El viento arreció, azotándome y alejándome de la pared de roca. El granizo me pegaba en la cara y las manos. Seguí subiendo, a veces resbalando tres o cuatro metros cuando las grapas patinaban en la soga helada. A diez metros de la cima del risco, salí de las nubes como un nadador emergiendo del agua. Las estrellas aún ardían gélidamente, pero sinuosos nubarrones se amontonaban contra la pared norte del risco y crecían como una marea blanca.
Seguí subiendo hasta llegar a la zona relativamente llana donde estaban sujetos los cables fijos. Sólo entonces noté que no había atado el cable de seguridad.
—Maldición —mascullé, y me puse a caminar hacia el noreste por el borde de quince centímetros de ancho. La tormenta crecía hacia el norte. El descenso hacia el sur consistía en kilómetros de aire negro. Aquí había retazos de hielo y comenzaba a nevar.

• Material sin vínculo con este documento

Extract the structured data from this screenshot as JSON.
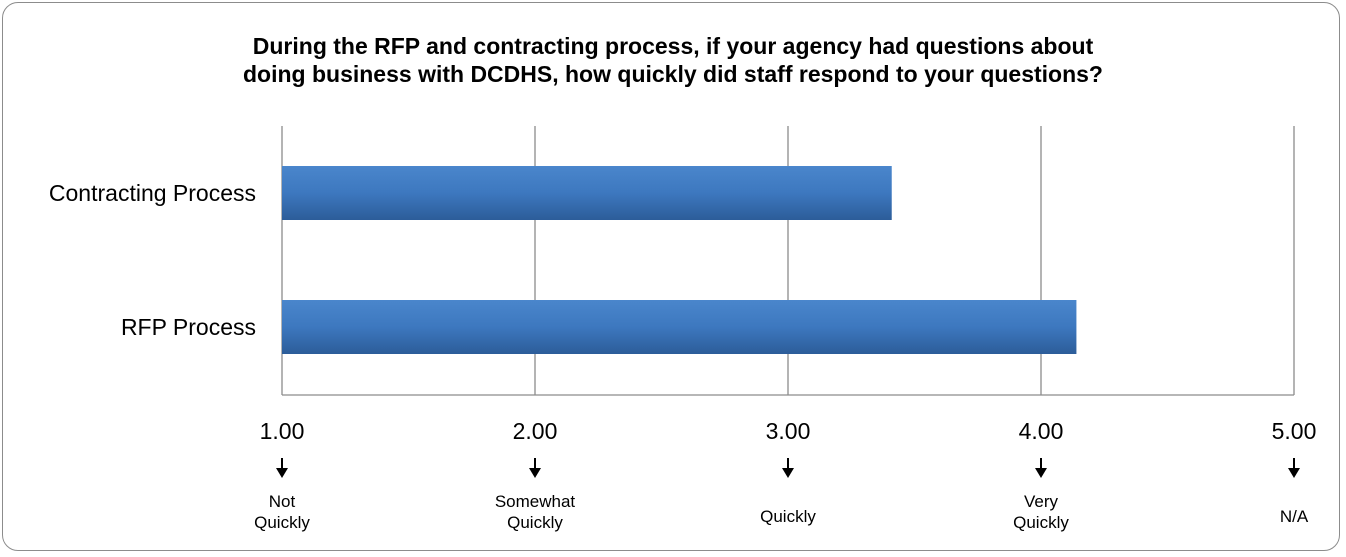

Eché a trotar, corriendo hacia el este, saltando sobre fragmentos de hielo y fisuras. Todo me importaba un bledo.
Mientras yo me obsesionaba con mi propias cuitas, otras cosas sucedían en el universo humano. En Hyperion, cuando yo era niño, las noticias llegaban lentamente desde la Pax interestelar a nuestras casas rodantes de los brezales: un hecho importante en Pacem, Vector Renacimiento o cualquier sitio era una noticia vieja por la deuda temporal Hawking, con semanas adicionales de tránsito desde Puerto Romance u otra ciudad importante hasta nuestro rincón provinciano. Estaba acostumbrado a no prestar atención a los acontecimientos de otras partes. La demora en las noticias se había reducido cuando yo guiaba a los forasteros que cazaban en los marjales, pero todavía eran viejas y poco importantes para mí. Pax no me fascinaba, aunque sí el viaje a otros mundos. Luego hubo casi diez años de desconexión, durante nuestra estancia en Vieja Tierra y mi odisea con cinco años de deuda temporal. No estaba acostumbrado a pensar en los acontecimientos de otras partes salvo cuando me afectaban, como la obsesión de Pax por encontrarnos.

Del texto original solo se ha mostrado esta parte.